OGH 2Ob62/13a

OGH2Ob62/13a30.7.2013

Der Oberste Gerichtshof hat als Revisionsgericht durch den Senatspräsidenten Dr. Baumann als Vorsitzenden und durch die Hofräte Dr. Veith, Dr. E. Sol, Dr. Schwarzenbacher und Dr. Nowotny als weitere Richter in der Rechtssache der klagenden Parteien 1. G***** G*****, und 2. E***** GmbH, *****, beide vertreten durch Dr. Paul Fuchs, Rechtsanwalt in Thalheim bei Wels, gegen die beklagte Partei DI Dr. H***** S*****, vertreten durch Dr. Christian Slana und Dr. Thomas Loidl, Rechtsanwälte in Linz, wegen 45.000 EUR sA, über die außerordentliche Revision der klagenden Parteien gegen das Urteil des Oberlandesgerichts Linz als Berufungsgericht vom 13. Februar 2013, GZ 1 R 190/12k-56, den

Beschluss

gefasst:

 

Spruch:

Die außerordentliche Revision wird gemäß § 508a Abs 2 ZPO mangels der Voraussetzungen des § 502 Abs 1 ZPO zurückgewiesen (§ 510 Abs 3 ZPO).

Begründung

Rechtliche Beurteilung

1. Klagsgegenständlich sind die Verfahrenskosten des zivilgerichtlichen Vorprozesses, in welchem die Kläger - gestützt auf das Sachverständigengutachten des hier Beklagten im Strafverfahren gegen den Erstbeklagten des Vorprozesses - unterlegen sind. Das Berufungsgericht verneinte die Bindungswirkung dieser Entscheidung für den gegenständlichen Anspruch aus dem Titel der Sachverständigenhaftung.

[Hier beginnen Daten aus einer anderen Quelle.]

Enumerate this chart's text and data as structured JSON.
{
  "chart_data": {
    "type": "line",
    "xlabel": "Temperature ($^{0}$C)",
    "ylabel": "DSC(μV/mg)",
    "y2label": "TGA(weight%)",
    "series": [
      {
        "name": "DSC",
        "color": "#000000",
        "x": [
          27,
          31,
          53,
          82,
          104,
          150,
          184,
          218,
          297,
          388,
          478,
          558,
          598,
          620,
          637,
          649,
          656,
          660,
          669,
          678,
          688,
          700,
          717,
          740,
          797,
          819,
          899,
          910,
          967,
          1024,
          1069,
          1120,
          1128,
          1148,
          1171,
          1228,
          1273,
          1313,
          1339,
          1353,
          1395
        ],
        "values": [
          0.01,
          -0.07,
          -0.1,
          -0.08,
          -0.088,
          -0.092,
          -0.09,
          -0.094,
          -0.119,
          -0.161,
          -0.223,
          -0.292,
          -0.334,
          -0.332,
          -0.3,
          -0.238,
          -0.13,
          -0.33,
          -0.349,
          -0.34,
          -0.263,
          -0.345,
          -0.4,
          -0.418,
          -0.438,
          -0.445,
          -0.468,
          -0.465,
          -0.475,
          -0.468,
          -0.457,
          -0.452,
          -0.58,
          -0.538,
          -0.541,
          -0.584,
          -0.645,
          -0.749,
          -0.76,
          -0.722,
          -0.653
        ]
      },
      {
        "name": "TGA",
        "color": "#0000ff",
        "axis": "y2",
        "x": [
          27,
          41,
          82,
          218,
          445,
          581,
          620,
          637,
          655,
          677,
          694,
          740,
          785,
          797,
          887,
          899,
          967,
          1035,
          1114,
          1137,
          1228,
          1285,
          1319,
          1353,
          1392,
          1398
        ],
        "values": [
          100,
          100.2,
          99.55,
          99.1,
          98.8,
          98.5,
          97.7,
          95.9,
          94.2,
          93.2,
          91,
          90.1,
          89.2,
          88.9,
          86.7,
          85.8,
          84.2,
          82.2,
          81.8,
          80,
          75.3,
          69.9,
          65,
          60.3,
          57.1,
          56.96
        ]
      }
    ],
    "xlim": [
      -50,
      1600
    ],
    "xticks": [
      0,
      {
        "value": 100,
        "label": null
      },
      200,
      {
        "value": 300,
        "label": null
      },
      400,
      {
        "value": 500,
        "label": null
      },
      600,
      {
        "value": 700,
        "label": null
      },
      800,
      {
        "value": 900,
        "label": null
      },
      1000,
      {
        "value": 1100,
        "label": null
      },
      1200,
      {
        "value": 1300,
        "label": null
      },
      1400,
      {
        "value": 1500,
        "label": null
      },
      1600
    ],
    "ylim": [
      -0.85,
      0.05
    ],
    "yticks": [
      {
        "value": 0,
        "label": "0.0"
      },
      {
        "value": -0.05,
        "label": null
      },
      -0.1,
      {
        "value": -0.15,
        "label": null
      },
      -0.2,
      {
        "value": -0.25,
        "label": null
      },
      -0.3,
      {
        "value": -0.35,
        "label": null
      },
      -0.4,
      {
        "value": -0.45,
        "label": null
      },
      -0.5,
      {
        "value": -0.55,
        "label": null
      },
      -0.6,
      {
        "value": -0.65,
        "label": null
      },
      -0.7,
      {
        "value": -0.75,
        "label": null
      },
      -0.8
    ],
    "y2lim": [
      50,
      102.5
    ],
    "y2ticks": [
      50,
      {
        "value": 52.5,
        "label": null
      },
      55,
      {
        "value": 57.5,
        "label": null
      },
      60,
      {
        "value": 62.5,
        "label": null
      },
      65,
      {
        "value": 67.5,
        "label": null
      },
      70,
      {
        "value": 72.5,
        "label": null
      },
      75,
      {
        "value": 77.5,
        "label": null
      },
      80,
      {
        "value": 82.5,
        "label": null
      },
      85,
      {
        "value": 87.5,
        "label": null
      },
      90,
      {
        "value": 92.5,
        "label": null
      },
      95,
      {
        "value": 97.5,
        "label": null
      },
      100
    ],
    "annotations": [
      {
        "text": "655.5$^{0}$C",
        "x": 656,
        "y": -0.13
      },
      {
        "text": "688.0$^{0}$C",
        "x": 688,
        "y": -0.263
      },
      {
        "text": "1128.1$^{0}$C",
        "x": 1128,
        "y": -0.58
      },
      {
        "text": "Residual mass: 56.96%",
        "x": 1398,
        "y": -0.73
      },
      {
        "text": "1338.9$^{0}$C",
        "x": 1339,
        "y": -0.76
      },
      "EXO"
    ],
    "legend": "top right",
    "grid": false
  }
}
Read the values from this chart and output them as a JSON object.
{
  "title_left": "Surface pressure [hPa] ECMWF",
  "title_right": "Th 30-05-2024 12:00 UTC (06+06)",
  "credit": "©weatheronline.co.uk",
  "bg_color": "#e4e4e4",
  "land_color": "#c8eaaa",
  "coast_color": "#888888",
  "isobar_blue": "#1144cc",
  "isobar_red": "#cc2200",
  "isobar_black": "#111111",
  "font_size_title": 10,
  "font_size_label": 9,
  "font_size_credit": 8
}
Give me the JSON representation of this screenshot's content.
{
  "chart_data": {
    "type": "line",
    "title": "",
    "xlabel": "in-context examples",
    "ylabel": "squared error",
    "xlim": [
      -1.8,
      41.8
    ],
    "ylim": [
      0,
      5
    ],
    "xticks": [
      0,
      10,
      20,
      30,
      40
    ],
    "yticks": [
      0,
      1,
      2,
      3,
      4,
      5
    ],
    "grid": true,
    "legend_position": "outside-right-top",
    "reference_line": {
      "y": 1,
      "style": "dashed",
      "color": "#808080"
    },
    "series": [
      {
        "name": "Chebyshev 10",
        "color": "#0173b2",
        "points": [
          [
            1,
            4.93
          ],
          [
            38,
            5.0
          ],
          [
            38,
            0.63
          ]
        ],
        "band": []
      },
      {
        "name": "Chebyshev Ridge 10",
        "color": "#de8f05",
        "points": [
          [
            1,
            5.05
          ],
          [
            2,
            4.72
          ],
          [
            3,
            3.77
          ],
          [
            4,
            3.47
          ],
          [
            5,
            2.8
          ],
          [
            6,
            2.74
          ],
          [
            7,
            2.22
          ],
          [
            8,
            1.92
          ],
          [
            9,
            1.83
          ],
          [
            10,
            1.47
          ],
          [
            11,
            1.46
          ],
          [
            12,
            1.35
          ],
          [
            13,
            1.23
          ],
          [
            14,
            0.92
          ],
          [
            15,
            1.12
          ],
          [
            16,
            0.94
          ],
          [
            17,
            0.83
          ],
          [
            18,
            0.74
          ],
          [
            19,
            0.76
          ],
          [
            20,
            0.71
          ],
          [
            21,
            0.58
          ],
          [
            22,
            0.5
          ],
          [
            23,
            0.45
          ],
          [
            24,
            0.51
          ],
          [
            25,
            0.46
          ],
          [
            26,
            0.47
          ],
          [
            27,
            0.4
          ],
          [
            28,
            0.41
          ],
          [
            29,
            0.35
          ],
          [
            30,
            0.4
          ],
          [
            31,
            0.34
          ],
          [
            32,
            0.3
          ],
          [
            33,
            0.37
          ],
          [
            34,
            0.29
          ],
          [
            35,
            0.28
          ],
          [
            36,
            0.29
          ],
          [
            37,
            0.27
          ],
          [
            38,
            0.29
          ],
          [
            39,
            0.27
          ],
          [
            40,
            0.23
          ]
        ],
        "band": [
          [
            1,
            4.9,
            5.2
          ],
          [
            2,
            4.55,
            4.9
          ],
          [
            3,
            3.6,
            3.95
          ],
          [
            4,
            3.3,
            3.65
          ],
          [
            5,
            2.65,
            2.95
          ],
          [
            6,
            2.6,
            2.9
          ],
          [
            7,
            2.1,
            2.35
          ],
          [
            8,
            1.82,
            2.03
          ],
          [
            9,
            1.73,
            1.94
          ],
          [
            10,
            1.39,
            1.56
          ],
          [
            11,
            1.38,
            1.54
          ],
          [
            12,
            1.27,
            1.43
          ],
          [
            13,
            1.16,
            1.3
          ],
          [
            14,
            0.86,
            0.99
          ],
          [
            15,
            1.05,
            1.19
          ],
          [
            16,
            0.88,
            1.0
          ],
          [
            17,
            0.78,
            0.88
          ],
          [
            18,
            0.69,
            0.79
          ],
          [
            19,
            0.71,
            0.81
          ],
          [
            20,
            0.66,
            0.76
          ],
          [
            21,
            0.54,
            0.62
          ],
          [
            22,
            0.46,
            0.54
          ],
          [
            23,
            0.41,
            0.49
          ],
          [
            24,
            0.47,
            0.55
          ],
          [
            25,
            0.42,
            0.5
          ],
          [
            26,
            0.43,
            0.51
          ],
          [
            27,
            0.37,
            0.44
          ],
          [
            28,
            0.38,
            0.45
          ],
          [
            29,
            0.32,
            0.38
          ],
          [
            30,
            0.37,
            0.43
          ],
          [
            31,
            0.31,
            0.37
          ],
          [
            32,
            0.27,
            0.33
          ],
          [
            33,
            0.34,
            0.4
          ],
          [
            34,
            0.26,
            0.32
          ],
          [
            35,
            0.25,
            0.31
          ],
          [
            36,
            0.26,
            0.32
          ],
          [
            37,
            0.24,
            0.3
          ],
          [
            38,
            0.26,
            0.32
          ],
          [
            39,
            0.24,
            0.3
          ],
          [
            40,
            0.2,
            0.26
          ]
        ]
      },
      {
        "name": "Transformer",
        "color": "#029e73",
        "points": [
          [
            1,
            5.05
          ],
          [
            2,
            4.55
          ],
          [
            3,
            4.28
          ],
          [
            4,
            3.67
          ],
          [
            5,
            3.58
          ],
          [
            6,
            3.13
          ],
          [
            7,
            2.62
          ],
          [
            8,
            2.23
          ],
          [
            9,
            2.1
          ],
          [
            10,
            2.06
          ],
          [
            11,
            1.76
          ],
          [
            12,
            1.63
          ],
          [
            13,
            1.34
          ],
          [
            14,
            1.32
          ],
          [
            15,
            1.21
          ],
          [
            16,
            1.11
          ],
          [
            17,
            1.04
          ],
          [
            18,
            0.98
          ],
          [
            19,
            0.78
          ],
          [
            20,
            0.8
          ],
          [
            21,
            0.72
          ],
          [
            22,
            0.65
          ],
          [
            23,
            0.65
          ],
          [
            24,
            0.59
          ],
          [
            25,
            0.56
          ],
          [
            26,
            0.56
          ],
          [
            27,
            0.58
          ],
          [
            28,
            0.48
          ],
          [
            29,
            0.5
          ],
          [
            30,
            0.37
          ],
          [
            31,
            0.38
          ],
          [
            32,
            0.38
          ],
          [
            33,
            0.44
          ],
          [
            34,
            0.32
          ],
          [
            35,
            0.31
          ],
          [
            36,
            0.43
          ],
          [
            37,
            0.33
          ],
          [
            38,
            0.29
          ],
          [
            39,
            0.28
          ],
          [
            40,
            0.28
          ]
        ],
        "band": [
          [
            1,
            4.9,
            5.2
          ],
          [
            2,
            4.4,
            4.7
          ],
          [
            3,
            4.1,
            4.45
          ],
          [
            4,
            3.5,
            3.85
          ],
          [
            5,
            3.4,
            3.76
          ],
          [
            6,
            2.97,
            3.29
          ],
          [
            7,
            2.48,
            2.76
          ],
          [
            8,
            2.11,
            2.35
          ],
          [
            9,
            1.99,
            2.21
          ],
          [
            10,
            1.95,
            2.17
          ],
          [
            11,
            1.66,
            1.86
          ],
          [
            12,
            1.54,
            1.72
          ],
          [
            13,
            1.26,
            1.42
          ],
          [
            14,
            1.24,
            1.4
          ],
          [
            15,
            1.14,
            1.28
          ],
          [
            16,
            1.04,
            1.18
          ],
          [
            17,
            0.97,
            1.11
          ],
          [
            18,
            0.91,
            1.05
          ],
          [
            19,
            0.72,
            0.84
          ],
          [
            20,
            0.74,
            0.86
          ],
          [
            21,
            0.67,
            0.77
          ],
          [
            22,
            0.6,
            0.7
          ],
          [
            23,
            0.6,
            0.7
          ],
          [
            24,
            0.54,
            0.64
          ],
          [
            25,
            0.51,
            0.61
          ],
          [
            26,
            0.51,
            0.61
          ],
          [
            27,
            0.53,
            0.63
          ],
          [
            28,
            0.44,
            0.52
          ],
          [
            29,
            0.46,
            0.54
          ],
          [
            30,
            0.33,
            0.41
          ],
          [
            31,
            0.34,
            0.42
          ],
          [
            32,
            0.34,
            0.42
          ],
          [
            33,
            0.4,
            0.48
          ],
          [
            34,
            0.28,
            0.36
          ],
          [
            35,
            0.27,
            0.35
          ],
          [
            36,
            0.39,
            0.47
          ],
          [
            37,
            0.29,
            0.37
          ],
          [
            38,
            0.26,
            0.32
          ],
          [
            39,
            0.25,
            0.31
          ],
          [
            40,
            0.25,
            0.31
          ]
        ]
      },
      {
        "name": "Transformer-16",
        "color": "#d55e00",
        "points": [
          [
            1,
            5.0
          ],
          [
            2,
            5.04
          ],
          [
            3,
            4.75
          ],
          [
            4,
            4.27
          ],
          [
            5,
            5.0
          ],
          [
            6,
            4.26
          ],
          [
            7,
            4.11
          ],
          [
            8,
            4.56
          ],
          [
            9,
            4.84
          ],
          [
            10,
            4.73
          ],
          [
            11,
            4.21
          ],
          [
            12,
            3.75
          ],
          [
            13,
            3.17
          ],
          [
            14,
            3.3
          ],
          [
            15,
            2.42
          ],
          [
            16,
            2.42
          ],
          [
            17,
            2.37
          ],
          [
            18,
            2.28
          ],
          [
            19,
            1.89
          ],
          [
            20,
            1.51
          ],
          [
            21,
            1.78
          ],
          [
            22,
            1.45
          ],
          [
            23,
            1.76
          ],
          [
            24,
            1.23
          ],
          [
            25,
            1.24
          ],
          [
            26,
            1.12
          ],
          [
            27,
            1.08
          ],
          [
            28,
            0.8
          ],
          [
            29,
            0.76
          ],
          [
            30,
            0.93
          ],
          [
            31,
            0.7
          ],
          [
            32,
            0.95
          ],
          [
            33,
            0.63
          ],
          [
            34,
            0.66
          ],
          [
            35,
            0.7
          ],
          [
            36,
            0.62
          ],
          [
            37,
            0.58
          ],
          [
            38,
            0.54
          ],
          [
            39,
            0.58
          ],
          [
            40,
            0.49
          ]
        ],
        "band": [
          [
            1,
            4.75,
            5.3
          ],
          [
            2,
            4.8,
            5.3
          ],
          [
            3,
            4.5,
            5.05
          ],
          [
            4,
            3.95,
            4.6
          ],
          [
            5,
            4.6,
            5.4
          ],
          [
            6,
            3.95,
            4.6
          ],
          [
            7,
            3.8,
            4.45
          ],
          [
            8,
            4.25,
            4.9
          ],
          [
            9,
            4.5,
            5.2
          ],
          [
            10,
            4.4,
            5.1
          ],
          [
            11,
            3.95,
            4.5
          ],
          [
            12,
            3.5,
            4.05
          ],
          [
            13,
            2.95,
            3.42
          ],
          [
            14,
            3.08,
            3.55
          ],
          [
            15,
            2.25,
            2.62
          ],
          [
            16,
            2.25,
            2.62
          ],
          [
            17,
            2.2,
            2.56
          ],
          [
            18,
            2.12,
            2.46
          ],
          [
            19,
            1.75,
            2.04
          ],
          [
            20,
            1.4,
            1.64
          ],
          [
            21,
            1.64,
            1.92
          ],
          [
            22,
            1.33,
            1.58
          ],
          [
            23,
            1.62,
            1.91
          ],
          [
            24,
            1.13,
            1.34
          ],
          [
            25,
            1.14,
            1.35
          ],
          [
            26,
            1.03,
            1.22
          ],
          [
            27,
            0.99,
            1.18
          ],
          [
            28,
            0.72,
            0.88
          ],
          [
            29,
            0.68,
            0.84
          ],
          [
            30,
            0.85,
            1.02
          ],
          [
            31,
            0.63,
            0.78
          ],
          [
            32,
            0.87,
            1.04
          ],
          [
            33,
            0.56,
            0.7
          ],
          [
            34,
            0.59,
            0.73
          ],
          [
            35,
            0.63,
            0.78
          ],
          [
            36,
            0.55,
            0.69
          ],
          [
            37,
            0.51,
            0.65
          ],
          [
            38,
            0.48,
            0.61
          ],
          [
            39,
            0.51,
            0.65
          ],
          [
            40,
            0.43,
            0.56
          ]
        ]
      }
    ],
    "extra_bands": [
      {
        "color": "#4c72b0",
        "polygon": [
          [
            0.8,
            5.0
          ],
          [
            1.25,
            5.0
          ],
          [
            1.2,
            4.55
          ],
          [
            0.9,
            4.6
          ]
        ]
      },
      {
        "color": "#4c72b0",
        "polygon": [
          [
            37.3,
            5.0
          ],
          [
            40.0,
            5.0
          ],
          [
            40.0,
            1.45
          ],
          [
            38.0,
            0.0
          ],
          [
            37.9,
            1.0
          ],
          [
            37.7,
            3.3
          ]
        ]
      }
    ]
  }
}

2. Die Revisionswerber zitieren die Entscheidung 2 Ob 10/96, wonach die materielle Rechtskraft nicht nur bei Identität des Anspruchs oder im Falle des „begrifflichen Gegenteils“ wirkt, sondern auch - lediglich als Bindungswirkung - im Falle der Präjudizialität, dh wenn der rechtskräftig entschiedene Anspruch Vorfrage (bedingendes Rechtsverhältnis) für den neuen Anspruch ist. Bereits in dieser Entscheidung wurde aber auch ausgesprochen, dass „Entscheidungsharmonie“ zwar grundsätzlich erstrebenswert ist, die Grenzen der materiellen Rechtskraft aber allein deswegen nicht ausgeweitet werden können; mit dem Gedanken der „Rechtssicherheit“ ist es durchaus vereinbar, wenn eine für unrichtig erkannte Sachverhaltsgrundlage eines Urteils im Vorprozess der Entscheidung im Folgeprozess nicht mehr zugrunde gelegt wird. Die gegenteiligen Thesen der älteren Rechtsprechung, auf die sich die Revisionswerber berufen, sind überholt (vgl RIS-Justiz RS0102102).

3. Eine Vorfrage im oben genannten Sinn würde vorliegen, wenn über den neuen Anspruch nur dann entschieden werden kann, wenn gleichzeitig als Voraussetzung hiefür über den rechtskräftig entschiedenen Anspruch erkannt wird (3 Ob 104/11g; RIS-Justiz RS0041567).

Dieser Fall liegt hier nicht vor. Hier wurde im Vorprozess über die Verantwortlichkeit des dort Erstbeklagten (und des zweitbeklagten Haftpflichtversicherers) für den gegenständlichen Verkehrsunfall (Massenkarambolage) entschieden, während nunmehriger Verfahrensgegenstand die Sachverständigenhaftung des Beklagten wegen des von ihm im Strafverfahren erstatten Gutachtens ist.

4. Das Berufungsgericht ist daher im Rahmen der nunmehr ständigen Rechtsprechung von der mangelnden Bindungswirkung der Entscheidung des Vorprozesses für dieses Verfahren ausgegangen, was schon auf Basis des (für den Obersten Gerichtshof bindenden) Umstands, wonach nicht feststellbar ist, ob das Gutachten des Beklagten richtig oder falsch war und ob es fachlich vertretbar war, zur Abweisung der Klage führen musste.